ECLI:NL:RBMNE:2025:2532
Rechtbank Midden-Nederland
- Eerste aanleg - enkelvoudig
- Rechtspraak.nl
Afwijzing van aanvragen om herbeoordeling en herziening van kinderopvangtoeslag in het kader van de toeslagenaffaire
In deze uitspraak van de Rechtbank Midden-Nederland op 26 mei 2025, met zaaknummers UTR 24/3939 en 24/4234, wordt de afwijzing door de Dienst Toeslagen van twee aanvragen van eiser, die in het kader van de toeslagenaffaire om herbeoordeling en herziening van de kinderopvangtoeslag verzoekt, behandeld. Eiser, die in 2012 en 2013 kinderopvangtoeslag ontving, stelt dat hij recht heeft op compensatie vanwege vooringenomen handelen van de Dienst Toeslagen.

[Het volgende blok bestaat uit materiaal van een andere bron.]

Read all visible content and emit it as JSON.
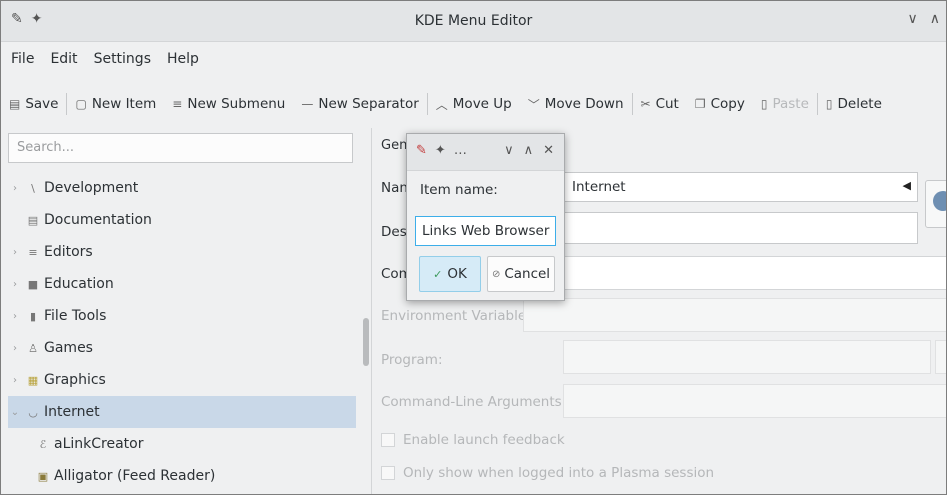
{
  "window": {
    "title": "KDE Menu Editor",
    "minimize_glyph": "∨",
    "maximize_glyph": "∧"
  },
  "menubar": [
    "File",
    "Edit",
    "Settings",
    "Help"
  ],
  "toolbar": {
    "save": "Save",
    "new_item": "New Item",
    "new_submenu": "New Submenu",
    "new_separator": "New Separator",
    "move_up": "Move Up",
    "move_down": "Move Down",
    "cut": "Cut",
    "copy": "Copy",
    "paste": "Paste",
    "delete": "Delete"
  },
  "sidebar": {
    "search_placeholder": "Search...",
    "tree": [
      {
        "label": "Development",
        "icon": "development-icon"
      },
      {
        "label": "Documentation",
        "icon": "documentation-icon"
      },
      {
        "label": "Editors",
        "icon": "editors-icon"
      },
      {
        "label": "Education",
        "icon": "education-icon"
      },
      {
        "label": "File Tools",
        "icon": "file-tools-icon"
      },
      {
        "label": "Games",
        "icon": "games-icon"
      },
      {
        "label": "Graphics",
        "icon": "graphics-icon"
      },
      {
        "label": "Internet",
        "icon": "internet-icon",
        "expanded": true,
        "selected": true
      },
      {
        "label": "aLinkCreator",
        "icon": "alinkcreator-icon",
        "child": true
      },
      {
        "label": "Alligator (Feed Reader)",
        "icon": "alligator-icon",
        "child": true
      }
    ]
  },
  "main": {
    "tab_general": "Gen",
    "name_label": "Nan",
    "name_value": "Internet",
    "description_label": "Des",
    "comment_label": "Com",
    "env_label": "Environment Variables:",
    "program_label": "Program:",
    "cmdline_label": "Command-Line Arguments:",
    "launch_feedback": "Enable launch feedback",
    "plasma_only": "Only show when logged into a Plasma session"
  },
  "dialog": {
    "label": "Item name:",
    "value": "Links Web Browser",
    "ok": "OK",
    "cancel": "Cancel"
  }
}
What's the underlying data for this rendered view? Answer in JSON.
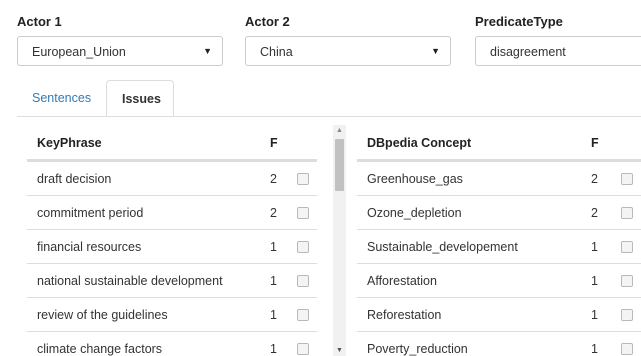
{
  "filters": {
    "actor1": {
      "label": "Actor 1",
      "value": "European_Union"
    },
    "actor2": {
      "label": "Actor 2",
      "value": "China"
    },
    "predicate_type": {
      "label": "PredicateType",
      "value": "disagreement"
    }
  },
  "tabs": [
    {
      "label": "Sentences",
      "active": false
    },
    {
      "label": "Issues",
      "active": true
    }
  ],
  "keyphrase_table": {
    "headers": [
      "KeyPhrase",
      "F"
    ],
    "rows": [
      {
        "phrase": "draft decision",
        "f": "2"
      },
      {
        "phrase": "commitment period",
        "f": "2"
      },
      {
        "phrase": "financial resources",
        "f": "1"
      },
      {
        "phrase": "national sustainable development",
        "f": "1"
      },
      {
        "phrase": "review of the guidelines",
        "f": "1"
      },
      {
        "phrase": "climate change factors",
        "f": "1"
      }
    ]
  },
  "dbpedia_table": {
    "headers": [
      "DBpedia Concept",
      "F"
    ],
    "rows": [
      {
        "concept": "Greenhouse_gas",
        "f": "2"
      },
      {
        "concept": "Ozone_depletion",
        "f": "2"
      },
      {
        "concept": "Sustainable_developement",
        "f": "1"
      },
      {
        "concept": "Afforestation",
        "f": "1"
      },
      {
        "concept": "Reforestation",
        "f": "1"
      },
      {
        "concept": "Poverty_reduction",
        "f": "1"
      }
    ]
  },
  "icons": {
    "dropdown": "caret-down-icon",
    "scroll_up": "arrow-up-icon",
    "scroll_down": "arrow-down-icon"
  },
  "colors": {
    "link": "#337ab7",
    "border": "#dddddd"
  }
}
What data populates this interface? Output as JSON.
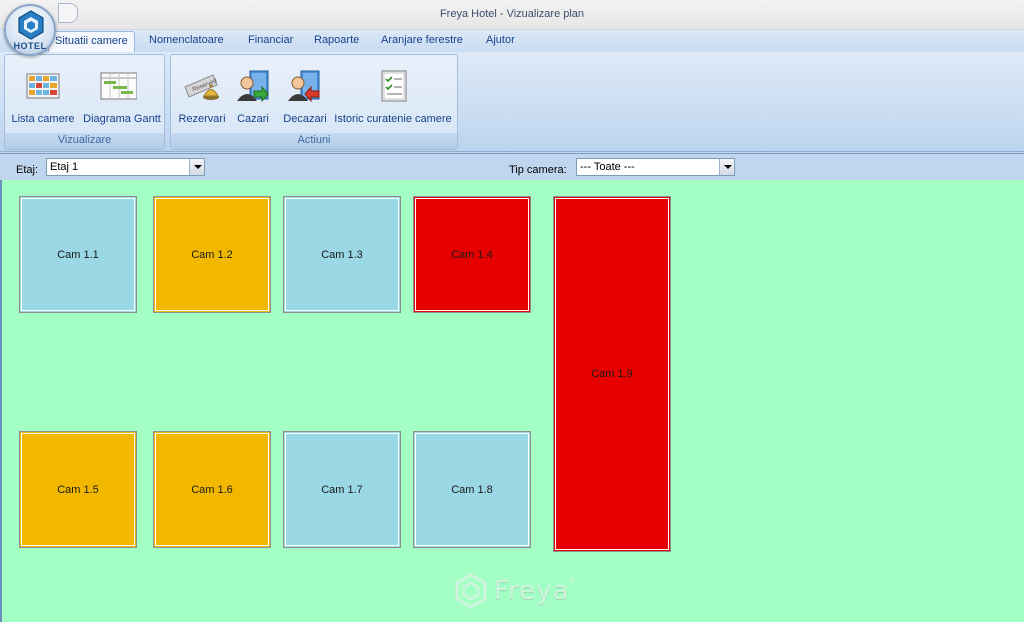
{
  "app": {
    "title": "Freya Hotel - Vizualizare plan",
    "orb_text": "HOTEL"
  },
  "menu": {
    "tabs": [
      {
        "label": "Situatii camere",
        "active": true
      },
      {
        "label": "Nomenclatoare"
      },
      {
        "label": "Financiar"
      },
      {
        "label": "Rapoarte"
      },
      {
        "label": "Aranjare ferestre"
      },
      {
        "label": "Ajutor"
      }
    ]
  },
  "ribbon": {
    "groups": [
      {
        "label": "Vizualizare",
        "buttons": [
          {
            "label": "Lista camere",
            "icon": "room-list-icon"
          },
          {
            "label": "Diagrama Gantt",
            "icon": "gantt-chart-icon"
          }
        ]
      },
      {
        "label": "Actiuni",
        "buttons": [
          {
            "label": "Rezervari",
            "icon": "reservation-bell-icon"
          },
          {
            "label": "Cazari",
            "icon": "checkin-user-icon"
          },
          {
            "label": "Decazari",
            "icon": "checkout-user-icon"
          },
          {
            "label": "Istoric curatenie camere",
            "icon": "cleaning-history-icon"
          }
        ]
      }
    ]
  },
  "filters": {
    "floor_label": "Etaj:",
    "floor_value": "Etaj 1",
    "room_type_label": "Tip camera:",
    "room_type_value": "--- Toate ---"
  },
  "rooms": [
    {
      "label": "Cam 1.1",
      "status": "free"
    },
    {
      "label": "Cam 1.2",
      "status": "reserved"
    },
    {
      "label": "Cam 1.3",
      "status": "free"
    },
    {
      "label": "Cam 1.4",
      "status": "occupied"
    },
    {
      "label": "Cam 1.5",
      "status": "reserved"
    },
    {
      "label": "Cam 1.6",
      "status": "reserved"
    },
    {
      "label": "Cam 1.7",
      "status": "free"
    },
    {
      "label": "Cam 1.8",
      "status": "free"
    },
    {
      "label": "Cam 1.9",
      "status": "occupied"
    }
  ],
  "colors": {
    "plan_background": "#a3ffc4",
    "free": "#9ad8e6",
    "reserved": "#f2b800",
    "occupied": "#e60000"
  },
  "brand": {
    "name": "Freya",
    "mark": "®"
  }
}
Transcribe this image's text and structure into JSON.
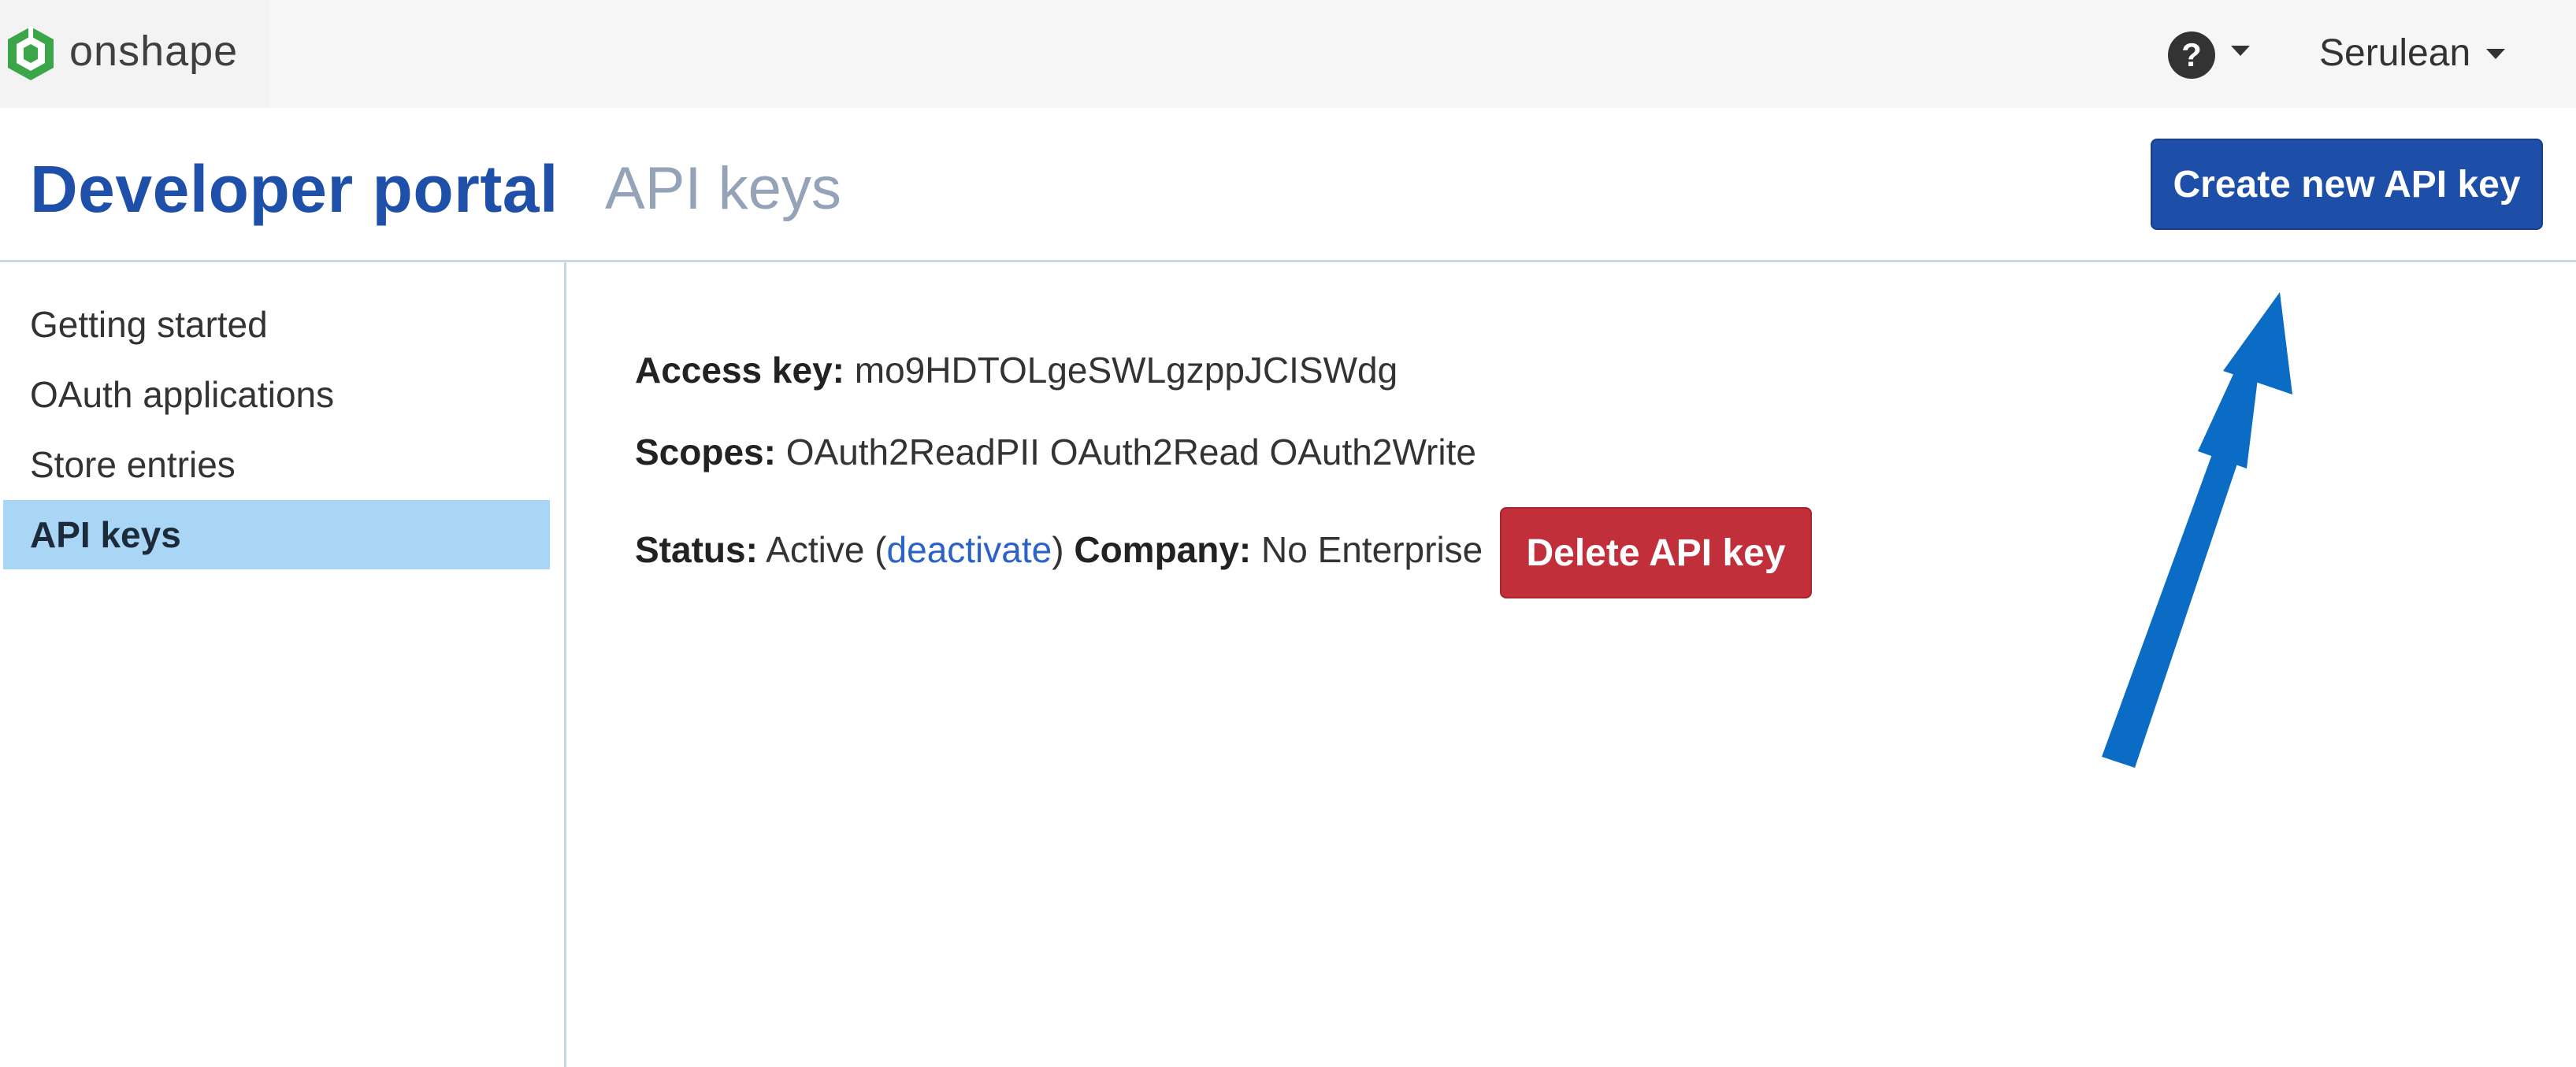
{
  "app": {
    "logo_text": "onshape",
    "brand_green": "#3aa647"
  },
  "topbar": {
    "help_icon": "question-circle-icon",
    "user_name": "Serulean"
  },
  "header": {
    "title": "Developer portal",
    "subtitle": "API keys",
    "create_label": "Create new API key",
    "accent": "#1d4fa8"
  },
  "sidebar": {
    "items": [
      {
        "label": "Getting started",
        "active": false
      },
      {
        "label": "OAuth applications",
        "active": false
      },
      {
        "label": "Store entries",
        "active": false
      },
      {
        "label": "API keys",
        "active": true
      }
    ],
    "active_color": "#a8d6f4"
  },
  "key": {
    "access_label": "Access key:",
    "access_value": "mo9HDTOLgeSWLgzppJCISWdg",
    "scopes_label": "Scopes:",
    "scopes_value": "OAuth2ReadPII OAuth2Read OAuth2Write",
    "status_label": "Status:",
    "status_value": "Active (",
    "deactivate_link": "deactivate",
    "status_close": ")",
    "company_label": "Company:",
    "company_value": "No Enterprise",
    "delete_label": "Delete API key",
    "delete_color": "#c1303a"
  },
  "annotation": {
    "arrow_color": "#0a6cc4",
    "points_to": "create-new-api-key-button"
  }
}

De rechtbank oordeelt dat de Dienst Toeslagen terecht heeft geoordeeld dat er geen aanleiding is voor compensatie in het kader van de herbeoordeling van de kinderopvangtoeslag 2012. De rechtbank concludeert dat de Dienst Toeslagen bij de herbeoordeling van de kinderopvangtoeslag 2012 terecht tot de conclusie komt dat er geen aanleiding bestaat voor compensatie. Het beroep niet tijdig beslissen op het herzieningsverzoek is daarentegen wel terecht, omdat de Dienst Toeslagen te laat met het nemen van een besluit was, maar het herzieningsverzoek is uiteindelijk wel terecht afgewezen. De rechtbank legt uit dat eiser niet aannemelijk heeft gemaakt dat er sprake is van vooringenomen handelen en dat de afwijzing van de aanvragen niet onredelijk hard is. De rechtbank verklaart de beroepen ongegrond en veroordeelt de Dienst Toeslagen in de proceskosten van eiser tot een bedrag van € 453,50.